こんな寒くて眠い日の朝に聞こえるのはうるさい目覚ましなんてひどいよね。
「ぐっすり寝れて、気づいたら朝になってればいいのに」
少女はあてもなく街を歩いて、そんなことを口にしていた。
「お嬢さん、いい商品がありますよ」
彼女が振り向くと、若い男性が見せの前で声をかけてきた。
どうやら雑貨屋らしい、店の窓などからさまざまな小物や変わった照明などの商品が見えた。
「ここのお店って、目覚まし時計っておいてます?」
「ええ、取り扱ってますよ。お客様の希望をかなえる大体の品は」
そうして二人は店の中に入っていった。
「お客様は、目覚まし時計といってもいろいろなものがありますがどんなものがご希望ですか?」
青年店員は、少女に問いかける。
「あんまりうるさくないのがいいです。私はぐっすりと眠りたいので」
店員はそれを聞くと店の奥のほうに行ってなにやら小物を取ってくる。
「では、こちらなどいかがでしょう? 枕元におけば気分のいい朝を迎えられますよ」
店員は机の上に砂時計を置いた。
「確かにこれはうるさくないでしょうけれど……」
少女は困惑した顔を浮かべる。
無理もない、砂時計を目覚ましにすればうるさくは無いだろうが、決まった時間に起きれないだろう。
それでは、そもそも目覚まし時計にならない。
「まあ、そんな顔しないでください。これは魔法の砂時計です」
店員はそう言うと、コップから手元のきれいなガラスの灰皿に氷をコロンとひとつ出す。
そして、砂時計を逆さにして砂を落とし始める。
すると、氷はまるで映像を早送りしているかのように溶けていき、最後には湯気が立ちのぼった。

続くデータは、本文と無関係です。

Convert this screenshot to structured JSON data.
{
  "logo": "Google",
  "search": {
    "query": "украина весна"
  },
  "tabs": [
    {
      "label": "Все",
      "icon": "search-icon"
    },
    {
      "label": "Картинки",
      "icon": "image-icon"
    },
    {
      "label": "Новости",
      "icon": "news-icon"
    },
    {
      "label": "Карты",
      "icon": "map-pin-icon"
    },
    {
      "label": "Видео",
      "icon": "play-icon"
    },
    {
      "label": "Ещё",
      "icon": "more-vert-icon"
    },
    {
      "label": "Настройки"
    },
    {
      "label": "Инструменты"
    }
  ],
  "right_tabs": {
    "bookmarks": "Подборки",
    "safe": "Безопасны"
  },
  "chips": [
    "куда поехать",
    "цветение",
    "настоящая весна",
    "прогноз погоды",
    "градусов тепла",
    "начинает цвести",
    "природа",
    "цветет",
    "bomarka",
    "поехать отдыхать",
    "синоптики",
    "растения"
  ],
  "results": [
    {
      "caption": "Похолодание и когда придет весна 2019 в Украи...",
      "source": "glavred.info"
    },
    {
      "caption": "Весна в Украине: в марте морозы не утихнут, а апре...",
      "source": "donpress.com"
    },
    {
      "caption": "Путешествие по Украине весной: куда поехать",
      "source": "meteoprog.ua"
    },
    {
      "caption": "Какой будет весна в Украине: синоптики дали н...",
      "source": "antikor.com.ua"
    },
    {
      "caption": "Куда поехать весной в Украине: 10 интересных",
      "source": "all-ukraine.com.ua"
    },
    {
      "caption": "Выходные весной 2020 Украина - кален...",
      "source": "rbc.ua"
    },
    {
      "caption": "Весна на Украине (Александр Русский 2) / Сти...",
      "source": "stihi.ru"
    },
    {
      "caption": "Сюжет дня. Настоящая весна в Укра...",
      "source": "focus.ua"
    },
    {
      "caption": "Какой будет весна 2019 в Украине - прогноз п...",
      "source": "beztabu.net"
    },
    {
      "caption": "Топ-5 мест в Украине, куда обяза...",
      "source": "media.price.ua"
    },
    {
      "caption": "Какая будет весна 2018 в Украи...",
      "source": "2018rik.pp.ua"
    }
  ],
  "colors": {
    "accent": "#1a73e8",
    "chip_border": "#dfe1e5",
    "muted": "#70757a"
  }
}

「そして、砂時計を同じ場所で逆にすると元に戻ります」
「これ、いくらぐらいしますか?」
店員が砂時計を逆にしようとすると少女がそんなことを口にした。
「値段はそうですね。あなたの払える金額で大丈夫ですよ」
少女は、母親から渡された分のお金を支払うと家に帰っていった。
「うーん、どうしようかなぁ」
少女は、自室の机の上で、砂時計を見ながら考える。
どうやら何か思いついたようだ、少女はジュースが入っているコップの近くに砂時計を置くと、様子を見る。
そして、しばらく時間が経ち、ジュースを飲もうをする。
「うっ、すっぱい!」
少女は口を尖らせている。
どうやら思うようにはならなかったらしい。
「そう、ならこれなら!」
少女は机の引き出しから、なにやら紙を取り出すとその上に砂時計を置く。
くしゃくしゃになったその紙はどうやらテストのようで、明らかに正解よりも不正解の量が多そうだ。
そして、砂時計の砂が落ちきった。
「よし、さすが私、いい点数!」
どうやら少女の隠蔽工作は成功したらしい。
テストはかなりの高得点に変化していた。
「今日はいい夢見れそう!」
夜も更けた寝るにはいい時間に少女は布団に入ると、枕元に砂時計を置きひっくり返す。
そして、少女は目を閉じて、今日が終わった。
数分後
「早く起きなさい。目覚まし買ってきたんでしょ」
ドアの向こうでは、母親の声が聞こえる。
体も疲労は感じない。まるで一晩寝たかのような快適さだ。
「やっぱり夢を見てゆっくり寝たいな」
少女は砂時計をひっくり返した。